City of Minneapolis struggles to enforce recycling


Some landlords don’t offer recycling to their tenants, and the City of Minneapolis doesn’t have the resources to find all the problem property owners.

The city requires property owners of more than two apartments to give their tenants recycling containers and tell them about the program.

Kellie Kish, Minneapolis recycling coordinator, said the city lacks personnel to monitor whether landlords are following the ordinance or not. In the past, the city didn’t strictly enforce the rule, but Kish said the Department of Solid Waste and Recycling is now fining landlords “to a tee.”

Katie Christianson, a University of Minnesota communications senior, said she isn’t aware of a recycling program at her Dinkytown home. Because she can’t recycle there, she collects her recyclables and brings them to her parent’s house. Christanson said she wishes her building had recycling.

“Everyone should at least have the option to recycle,” she said.

While the city now offers single-sort recycling, landowners with more than two units still have to contract waste removal from a private company.

The ordinance also requires landlords to give their tenants written information — provided by the city — about the building’s recycling program.

Daniel Oberpriller, who owns more than 20 properties near the University of Minnesota, said he’s aware it’s a problem that some landlords don’t have recycling, but having it is “non-negotiable” for him.

When the city finds out that a property owner isn’t providing “adequate” recycling containers, the DSWR sends a letter informing them to start. If that’s ineffective, the landlord could face a $100 fine and up to $700 for further offenses.

Kish said the city mainly relies on residents calling the DSWR to report that they don’t have recycling.

To help the city find properties without recycling, a group of University volunteers will patrol local neighborhoods on Sept. 22 for a Thank U service day project during Homecoming week, Kish said.

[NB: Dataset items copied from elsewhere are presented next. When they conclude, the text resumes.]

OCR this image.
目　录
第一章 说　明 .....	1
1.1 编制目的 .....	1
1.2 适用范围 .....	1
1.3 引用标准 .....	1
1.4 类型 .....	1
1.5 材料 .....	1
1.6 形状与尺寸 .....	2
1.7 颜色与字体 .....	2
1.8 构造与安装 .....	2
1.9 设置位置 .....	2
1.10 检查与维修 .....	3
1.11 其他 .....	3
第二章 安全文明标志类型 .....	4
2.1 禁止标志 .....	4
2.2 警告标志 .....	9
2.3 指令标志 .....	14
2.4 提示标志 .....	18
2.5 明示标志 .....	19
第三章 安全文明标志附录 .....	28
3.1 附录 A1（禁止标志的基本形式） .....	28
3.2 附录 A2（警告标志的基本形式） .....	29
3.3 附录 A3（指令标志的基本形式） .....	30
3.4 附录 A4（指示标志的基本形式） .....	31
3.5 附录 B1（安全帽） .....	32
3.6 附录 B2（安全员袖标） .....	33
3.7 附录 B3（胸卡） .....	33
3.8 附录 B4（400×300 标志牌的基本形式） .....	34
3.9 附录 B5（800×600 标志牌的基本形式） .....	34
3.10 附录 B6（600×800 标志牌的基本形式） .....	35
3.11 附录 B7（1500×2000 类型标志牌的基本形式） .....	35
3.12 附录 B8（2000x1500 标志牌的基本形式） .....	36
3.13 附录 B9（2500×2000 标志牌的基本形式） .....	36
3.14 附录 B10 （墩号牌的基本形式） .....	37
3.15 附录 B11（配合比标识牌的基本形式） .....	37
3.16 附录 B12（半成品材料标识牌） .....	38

Recent graduate Emily Hegland said she had problems with recycling this spring. The building she lived in had recycling, but the containers weren’t big enough to hold everything during move-out.

Hegland said her landlord told residents they “couldn’t leave anything else on the curb” and that they’d be charged for anything outside of the container.

“It should be easier and better explained how to get rid of your trash,” she said.